Scientists recreated the first matter that appeared after the Big Bang, by smashing lead particles together at 99.9999991% of the speed of light.

Out of the wreck came a primitive type of matter known as quark-gluon plasma (QGP). It only lasted for a fraction of a second, but for the first time, scientists were able to examine the liquid-like properties of plasma – and find that it has less resistance to flow than any other known substance – and determine how it evolved in the early moments of the early universe.

“This study shows us the evolution of the QGP and eventually [could] suggest how the early universe evolved in the first microsecond after the Big Bang,” said co-author You Zhou, associate professor at the Niels Bohr Institute at the University of Copenhagen in Denmark.

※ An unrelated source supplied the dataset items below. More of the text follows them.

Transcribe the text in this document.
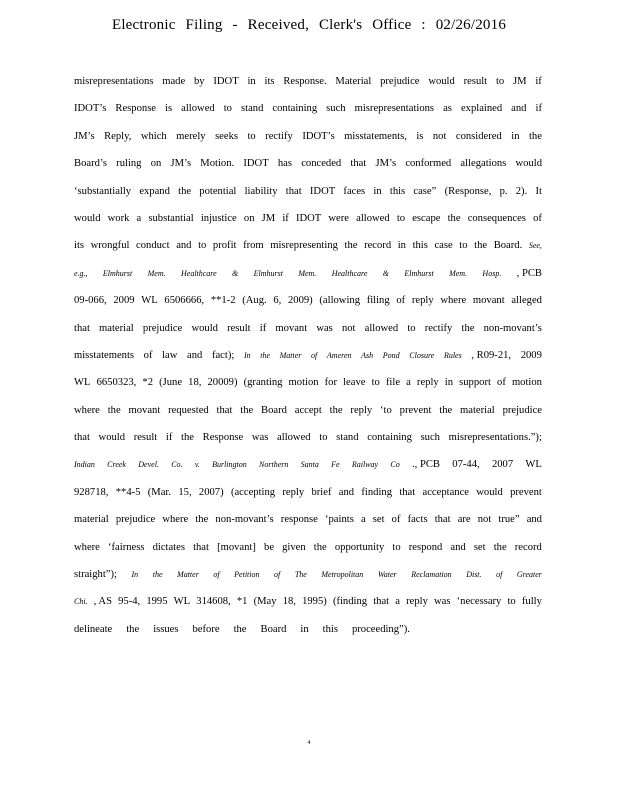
Electronic Filing - Received, Clerk's Office : 02/26/2016
misrepresentations made by IDOT in its Response. Material prejudice would result to JM if
IDOT’s Response is allowed to stand containing such misrepresentations as explained and if
JM’s Reply, which merely seeks to rectify IDOT’s misstatements, is not considered in the
Board’s ruling on JM’s Motion. IDOT has conceded that JM’s conformed allegations would
‘substantially expand the potential liability that IDOT faces in this case” (Response, p. 2). It
would work a substantial injustice on JM if IDOT were allowed to escape the consequences of
its wrongful conduct and to profit from misrepresenting the record in this case to the Board. See,
e.g., Elmhurst Mem. Healthcare & Elmhurst Mem. Healthcare & Elmhurst Mem. Hosp. , PCB
09-066, 2009 WL 6506666, **1-2 (Aug. 6, 2009) (allowing filing of reply where movant alleged
that material prejudice would result if movant was not allowed to rectify the non-movant’s
misstatements of law and fact); In the Matter of Ameren Ash Pond Closure Rules , R09-21, 2009
WL 6650323, *2 (June 18, 20009) (granting motion for leave to file a reply in support of motion
where the movant requested that the Board accept the reply ‘to prevent the material prejudice
that would result if the Response was allowed to stand containing such misrepresentations.”);
Indian Creek Devel. Co. v. Burlington Northern Santa Fe Railway Co ., PCB 07-44, 2007 WL
928718, **4-5 (Mar. 15, 2007) (accepting reply brief and finding that acceptance would prevent
material prejudice where the non-movant’s response ‘paints a set of facts that are not true” and
where ‘fairness dictates that [movant] be given the opportunity to respond and set the record
straight”); In the Matter of Petition of The Metropolitan Water Reclamation Dist. of Greater
Chi. , AS 95-4, 1995 WL 314608, *1 (May 18, 1995) (finding that a reply was ‘necessary to fully
delineate the issues before the Board in this proceeding”).
4
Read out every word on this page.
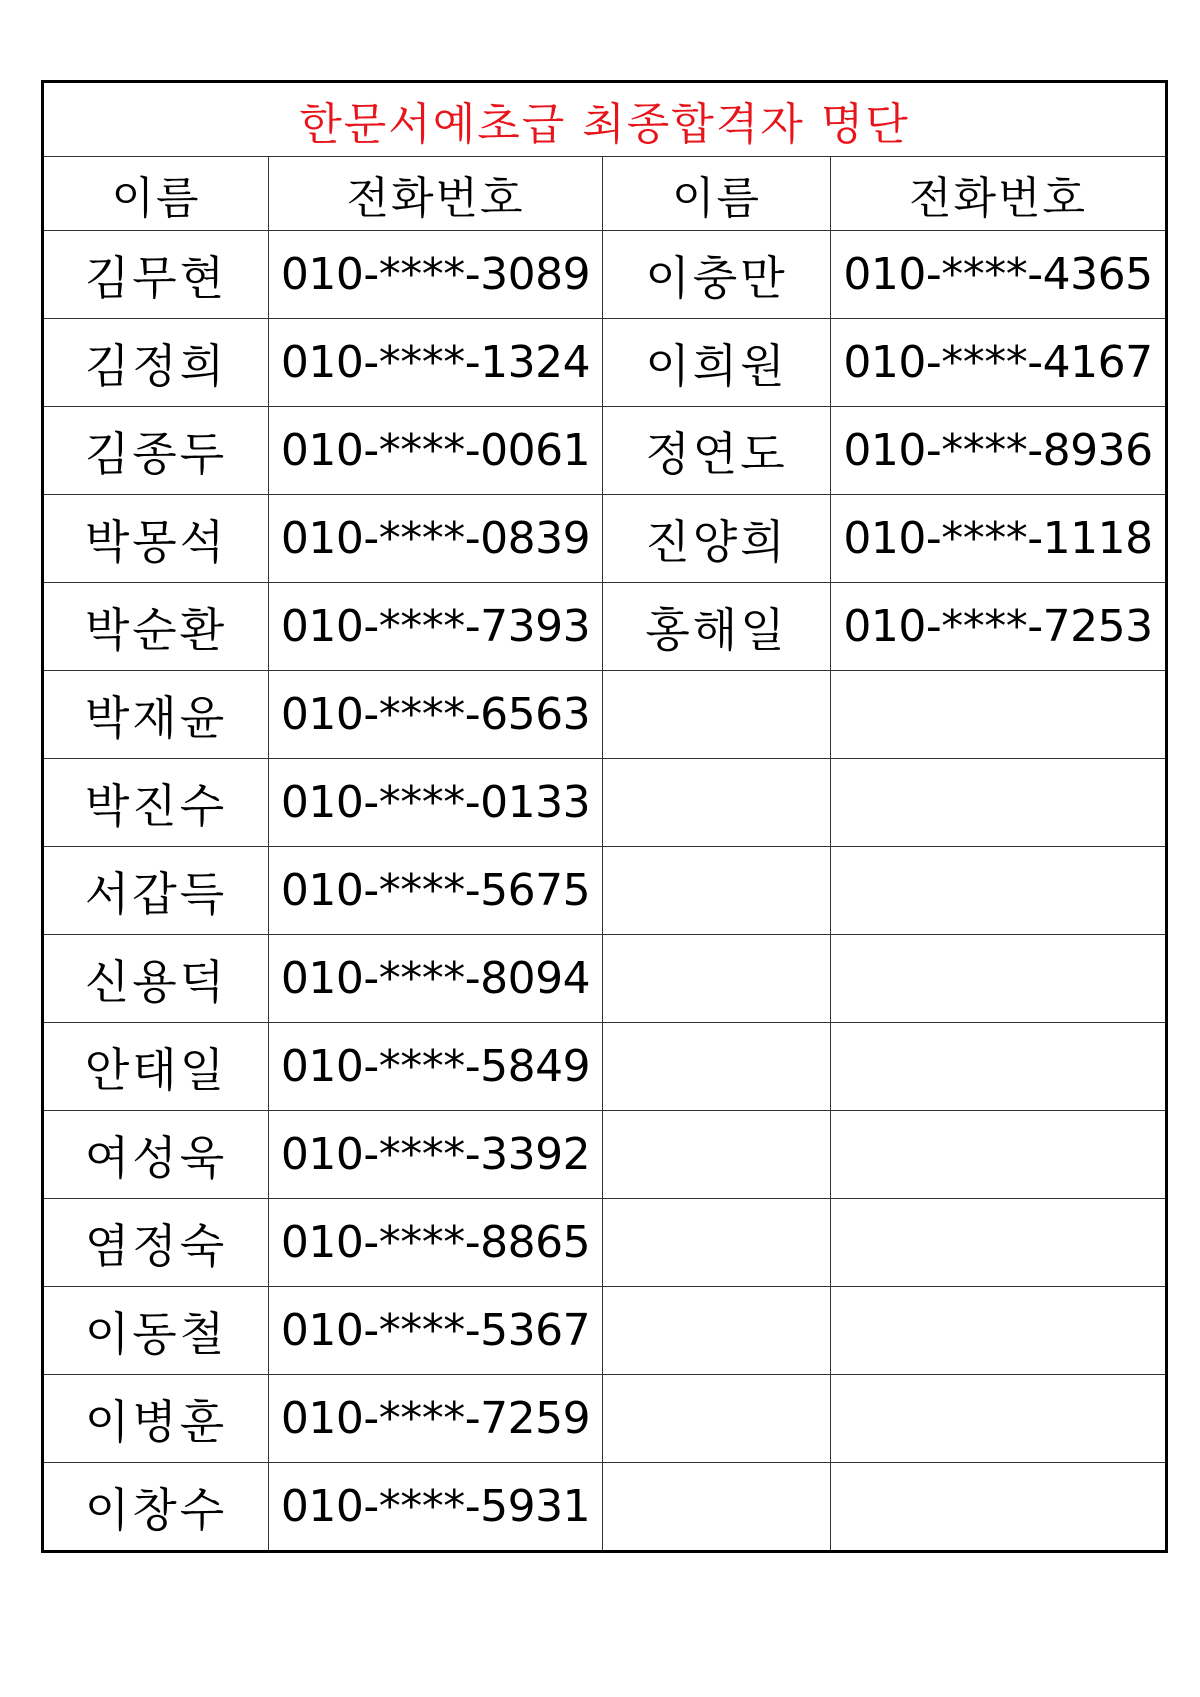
한문서예초급 최종합격자 명단			
이름	전화번호	이름	전화번호
김무현	010-****-3089	이충만	010-****-4365
김정희	010-****-1324	이희원	010-****-4167
김종두	010-****-0061	정연도	010-****-8936
박몽석	010-****-0839	진양희	010-****-1118
박순환	010-****-7393	홍해일	010-****-7253
박재윤	010-****-6563		
박진수	010-****-0133		
서갑득	010-****-5675		
신용덕	010-****-8094		
안태일	010-****-5849		
여성욱	010-****-3392		
염정숙	010-****-8865		
이동철	010-****-5367		
이병훈	010-****-7259		
이창수	010-****-5931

After the Big Bang, the universe was thought to be a soup of energy before it expanded rapidly during a period known as inflation, allowing the universe to cool enough to form matter.

The first entities thought to emerge were quarks, a fundamental particle, and gluons, which carry the strong force that glues quarks together.

As the universe cooled, these particles formed subatomic particles called hadrons, some of which are known as protons and neutrons.

By smashing heavy atomic nuclei together, at the world’s largest atom smasher, the Large Hadron Collider (LHC) on the border of Geneva, Switzerland, scientists could create a tiny fireball that effectively melts particles into their elemental shapes for a fraction of a second.

The scientists think they first created a QGP in 2000, but the latest batch, reported online on May 11, 2021 in the journal Physics Letters B, was the first time they could probe the characteristics of its liquid nature in detail. 

Because the plasma lasted only 10 to 23 seconds, the scientists used new computer simulations along with data they collected from an instrument called ALICE – short for the Large Ion Collider Experiment – in the accelerator, to see what properties the matter might have changed between the moment it formed and when it condensed into hadrons.

They found the QGP was a perfect liquid — which means that it had almost no viscosity or resistance to flow — and it also changed shape over time in a manner unlike other forms of matter. 

This information helps scientists understand what the universe is like in the first moments after the Big Bang.